The SADC secretariat said it was worried about the personal attacks against Mumba and emphasised that the preliminary statement on Zimbabwe was not a personal opinion as suggested by Zanu PF.

“The secretariat of the SADC has noted with deep concern statements made about the SEOM and the personal attacks directed at the head of the SEOM,” the regional body said in a statement.

“This statement is a summary of initial findings adopted after consultations with member states who form the SADC Organ Troika, supported by advice from the SADC Electoral Advisory Council (SEAC), which is a body of judges from the member states, and with support from the SADC secretariat.

“Therefore, the SEOM preliminary statement is a collective observation position of SADC observers, Troika members, SEAC and the SADC secretariat and not a subjective opinion of one individual.”

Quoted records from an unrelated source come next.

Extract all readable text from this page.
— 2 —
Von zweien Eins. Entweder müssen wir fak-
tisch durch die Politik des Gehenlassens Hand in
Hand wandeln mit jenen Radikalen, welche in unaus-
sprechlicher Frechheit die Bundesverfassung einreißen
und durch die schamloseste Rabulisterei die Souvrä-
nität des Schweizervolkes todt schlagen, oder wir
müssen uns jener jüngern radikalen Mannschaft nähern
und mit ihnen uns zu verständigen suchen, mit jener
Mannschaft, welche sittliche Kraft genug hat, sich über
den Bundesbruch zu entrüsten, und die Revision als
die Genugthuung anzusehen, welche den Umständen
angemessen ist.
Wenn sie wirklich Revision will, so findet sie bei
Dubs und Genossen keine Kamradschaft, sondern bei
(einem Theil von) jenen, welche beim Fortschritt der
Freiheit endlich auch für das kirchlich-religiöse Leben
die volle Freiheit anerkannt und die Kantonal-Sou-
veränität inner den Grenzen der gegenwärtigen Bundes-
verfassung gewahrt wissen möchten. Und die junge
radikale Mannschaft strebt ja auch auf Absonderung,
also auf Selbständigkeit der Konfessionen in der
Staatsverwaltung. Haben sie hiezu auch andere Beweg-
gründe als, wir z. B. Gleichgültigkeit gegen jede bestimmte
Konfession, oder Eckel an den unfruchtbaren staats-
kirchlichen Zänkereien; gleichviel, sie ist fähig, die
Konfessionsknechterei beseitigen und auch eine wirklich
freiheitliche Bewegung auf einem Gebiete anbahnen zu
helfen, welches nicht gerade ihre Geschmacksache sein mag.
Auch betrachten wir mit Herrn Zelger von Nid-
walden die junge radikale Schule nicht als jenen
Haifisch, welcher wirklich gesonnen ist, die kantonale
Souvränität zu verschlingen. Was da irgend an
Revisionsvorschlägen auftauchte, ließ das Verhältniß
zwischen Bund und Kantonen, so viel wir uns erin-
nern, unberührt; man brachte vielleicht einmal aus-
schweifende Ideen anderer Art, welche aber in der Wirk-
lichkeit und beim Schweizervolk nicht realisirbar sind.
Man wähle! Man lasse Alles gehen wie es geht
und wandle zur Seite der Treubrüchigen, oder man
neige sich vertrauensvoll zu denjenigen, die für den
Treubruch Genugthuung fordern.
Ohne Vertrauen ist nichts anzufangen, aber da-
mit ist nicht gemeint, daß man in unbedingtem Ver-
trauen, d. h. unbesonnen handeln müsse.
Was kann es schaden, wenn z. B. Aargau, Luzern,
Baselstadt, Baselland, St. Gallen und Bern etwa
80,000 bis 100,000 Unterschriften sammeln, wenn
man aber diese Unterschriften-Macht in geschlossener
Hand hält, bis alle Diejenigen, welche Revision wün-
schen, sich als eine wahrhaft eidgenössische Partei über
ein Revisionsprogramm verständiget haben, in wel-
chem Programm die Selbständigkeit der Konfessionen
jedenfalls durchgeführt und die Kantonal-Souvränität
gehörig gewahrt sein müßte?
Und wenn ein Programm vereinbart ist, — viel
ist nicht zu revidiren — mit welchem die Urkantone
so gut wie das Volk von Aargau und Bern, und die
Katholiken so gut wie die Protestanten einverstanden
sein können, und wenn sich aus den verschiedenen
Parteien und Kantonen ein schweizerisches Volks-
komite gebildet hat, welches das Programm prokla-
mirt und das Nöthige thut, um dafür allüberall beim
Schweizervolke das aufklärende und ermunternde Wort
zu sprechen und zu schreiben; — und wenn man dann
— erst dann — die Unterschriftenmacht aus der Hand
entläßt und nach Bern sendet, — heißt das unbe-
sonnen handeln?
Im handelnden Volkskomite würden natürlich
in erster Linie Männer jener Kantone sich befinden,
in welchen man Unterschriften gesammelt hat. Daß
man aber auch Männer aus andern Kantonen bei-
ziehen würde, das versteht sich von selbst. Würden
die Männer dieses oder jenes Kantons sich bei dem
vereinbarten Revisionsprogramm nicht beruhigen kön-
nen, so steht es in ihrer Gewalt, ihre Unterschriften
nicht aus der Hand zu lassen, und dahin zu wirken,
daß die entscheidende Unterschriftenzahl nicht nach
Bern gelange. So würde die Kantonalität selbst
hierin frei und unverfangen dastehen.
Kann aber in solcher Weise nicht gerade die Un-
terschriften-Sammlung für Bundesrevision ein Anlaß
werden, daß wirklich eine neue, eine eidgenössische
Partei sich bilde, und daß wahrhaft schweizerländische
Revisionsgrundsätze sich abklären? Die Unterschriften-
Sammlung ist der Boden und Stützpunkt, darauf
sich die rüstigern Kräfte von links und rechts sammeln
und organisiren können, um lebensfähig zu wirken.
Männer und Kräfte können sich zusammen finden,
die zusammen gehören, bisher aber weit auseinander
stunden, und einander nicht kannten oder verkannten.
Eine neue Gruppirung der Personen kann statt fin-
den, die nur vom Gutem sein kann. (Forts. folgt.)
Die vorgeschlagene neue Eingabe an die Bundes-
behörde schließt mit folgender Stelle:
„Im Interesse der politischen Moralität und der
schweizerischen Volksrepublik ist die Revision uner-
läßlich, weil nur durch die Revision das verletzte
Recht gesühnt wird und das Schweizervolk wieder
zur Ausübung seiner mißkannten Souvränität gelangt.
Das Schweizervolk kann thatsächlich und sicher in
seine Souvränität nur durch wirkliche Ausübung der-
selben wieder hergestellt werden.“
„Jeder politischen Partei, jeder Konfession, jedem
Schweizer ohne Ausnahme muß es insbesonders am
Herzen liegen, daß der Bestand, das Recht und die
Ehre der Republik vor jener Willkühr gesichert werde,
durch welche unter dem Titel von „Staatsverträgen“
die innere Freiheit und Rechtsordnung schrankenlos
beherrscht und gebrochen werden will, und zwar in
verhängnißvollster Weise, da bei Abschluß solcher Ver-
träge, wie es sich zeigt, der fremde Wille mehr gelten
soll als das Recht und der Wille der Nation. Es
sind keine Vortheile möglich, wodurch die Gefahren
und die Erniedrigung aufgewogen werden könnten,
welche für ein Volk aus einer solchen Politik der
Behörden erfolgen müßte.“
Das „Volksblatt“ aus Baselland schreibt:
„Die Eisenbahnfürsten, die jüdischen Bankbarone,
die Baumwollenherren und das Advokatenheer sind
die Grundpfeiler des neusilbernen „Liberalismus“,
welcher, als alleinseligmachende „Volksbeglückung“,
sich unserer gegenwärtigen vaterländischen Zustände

It is not the first time that Zimbabwe and Zambia have clashed over Harare’s governance deficits.

Also read: US seeks unified regional response to Zimbabwe elections

In 2008, late Zambian president Levy Mwanawasa used his position as chairman to criticise Zimbabwe’s flawed presidential elections that eventually forced Robert Mugabe to form a unity government with his foes in the opposition.

The previous year Mwanawasa had likened Zimbabwe to the “sinking Titanic whose passengers are jumping out” as he described the economic situation in that country that forced its citizens to flock to neighbouring countries.